Ni no Kuni: Wrath of the White Witch is a Japanese-style role-playing game released in North America on January 22, 2013. The game is a significantly enhanced version of Ni no Kuni: Dominion of the Dark Djinn, released for the Nintendo DS in Japan in 2010. Ni no Kuni was acclaimed by many reviewers, with praise particularly directed at its story, gameplay, but mainly its graphic design, who’s art was created by famed Japanese animation house; Studio Ghibli. Wrath of the White Witch became one of the best-selling PlayStation 3 games and a sequel, Ni no Kuni II: Revenant Kingdom, was announced in December 2015.

Pros:

This truly is an outstandingly beautiful game, and very true to the visual style, details and quality you would expect from Studio Ghibli. It is a modern take on a classic JRPG, almost to a fault. It has touches of almost every successful aspect of the genre. You can catch, train, and evolve familiars just like Pokemon, you can even equip them with armor, weapons and accessories. Your team members can also be equipped, trained and fight, but you share your character’s total HP and MP with all of your familiar, regardless of which one you use. You can combined items together to create new ones in a system called “alchemy”. You can run errands and claim bounties for merit badges (kind of lame) that you can turn in for upgrades and items and such (not bad). The battle system is a modern real-time variation on the classic turn-based system and the world is amazingly in-depth.

Enjoy this trailer for the game to get a good feel for its …cuteness… and all it has to offer.

Cons:

The bad is there is simply too much, and as awesome as it is to have it all, none of it is the best version of what of what it is. There are hundreds of different familiars and each of them can be evolved in 2 different directions, which means that if you want to “catch them all” you would probably spend the better part of your whole life doing it. You can equip your familiars, but will only accept certain equipment. Some take axes, some spears, etc. That would be cool if they actually showed them in combat or they did something different, but they don’t, just variation for variation’s sake, I guess. The equipment building is a worse variation of what I have seen in games like Star Ocean. Each one of your main characters have their own skills. One upgrades his magic, one has a harp, who is the only one who can actually catch new familiars and the last guy has a gun… ‘MERICA. you have one more member option towards the end of the game, but again it’s just variation for variation’s sake.
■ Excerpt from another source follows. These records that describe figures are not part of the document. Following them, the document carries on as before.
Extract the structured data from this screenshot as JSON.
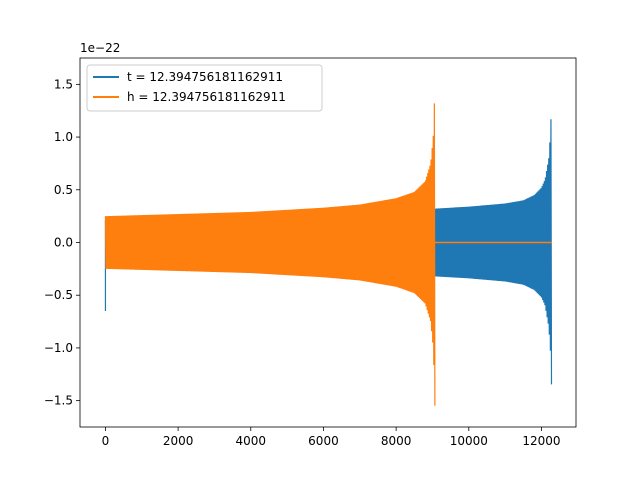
{
  "chart_data": {
    "type": "line",
    "title": "",
    "xlabel": "",
    "ylabel": "",
    "y_offset_text": "1e−22",
    "xlim": [
      -700,
      12950
    ],
    "ylim": [
      -1.75,
      1.75
    ],
    "xticks": [
      0,
      2000,
      4000,
      6000,
      8000,
      10000,
      12000
    ],
    "yticks": [
      -1.5,
      -1.0,
      -0.5,
      0.0,
      0.5,
      1.0,
      1.5
    ],
    "ytick_labels": [
      "−1.5",
      "−1.0",
      "−0.5",
      "0.0",
      "0.5",
      "1.0",
      "1.5"
    ],
    "grid": false,
    "legend_position": "upper-left",
    "series": [
      {
        "name": "t = 12.394756181162911",
        "color": "#1f77b4",
        "x_start": 0,
        "x_end": 12290,
        "initial_spike": [
          0.1,
          -0.65
        ],
        "envelope_x": [
          0,
          2000,
          4000,
          6000,
          8000,
          9000,
          10000,
          11000,
          11500,
          11800,
          12000,
          12100,
          12200,
          12250,
          12280,
          12290
        ],
        "envelope_y": [
          0.21,
          0.22,
          0.23,
          0.24,
          0.26,
          0.32,
          0.34,
          0.37,
          0.4,
          0.45,
          0.52,
          0.6,
          0.8,
          1.05,
          1.4,
          1.58
        ],
        "envelope_y_lower": [
          -0.21,
          -0.22,
          -0.23,
          -0.24,
          -0.26,
          -0.32,
          -0.34,
          -0.37,
          -0.4,
          -0.45,
          -0.52,
          -0.6,
          -0.8,
          -1.05,
          -1.4,
          -1.6
        ]
      },
      {
        "name": "h = 12.394756181162911",
        "color": "#ff7f0e",
        "x_start": 0,
        "x_end": 9070,
        "tail_x_end": 12290,
        "tail_value": 0.0,
        "envelope_x": [
          0,
          2000,
          4000,
          6000,
          7000,
          8000,
          8500,
          8800,
          8950,
          9020,
          9050,
          9070
        ],
        "envelope_y": [
          0.25,
          0.27,
          0.29,
          0.33,
          0.36,
          0.42,
          0.48,
          0.58,
          0.75,
          1.0,
          1.3,
          1.58
        ],
        "envelope_y_lower": [
          -0.25,
          -0.27,
          -0.29,
          -0.33,
          -0.36,
          -0.42,
          -0.48,
          -0.58,
          -0.75,
          -1.0,
          -1.3,
          -1.6
        ]
      }
    ]
  }
}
They have this wizard book that is literally a book, that the game pushes you to read so you can unlock extras. The book even has its own language you have to decipher. It’s amazingly in depth, but too seriously too much and I would be much happier with it if it was integrated into an interesting and consistent way. However, all of these issues pale in comparison to the obnoxious amount of dry, thin dialog. Seriously it took me almost an hour, literally an hour, of overly elongated conversations and cut scenes, until I finally got to start to play the actual game. Instead of them saying “do this, get that” it overflows to a paragraph about how and why they feel the way they do, filled with rebuttals from your crew. I understand the point to try to build some character depth or a rich environment, but it is so damn much. The storyline is all over the place and also very thin too. Sadly the main point and defining aspect of this game is traveling between two worlds and “healing” broken hearts, which is more of a boring chore than anything exciting.

Conclusion:

It’s really not a bad game, it’s just not as good of a game as many people would have you believe. If can’t get enough of Pokemon or you just have to have everything Ghibli, then pick this up, but if not, you will probably just feel like you’re just running a bunch of chores. Really not a must, beyond fans or collectors.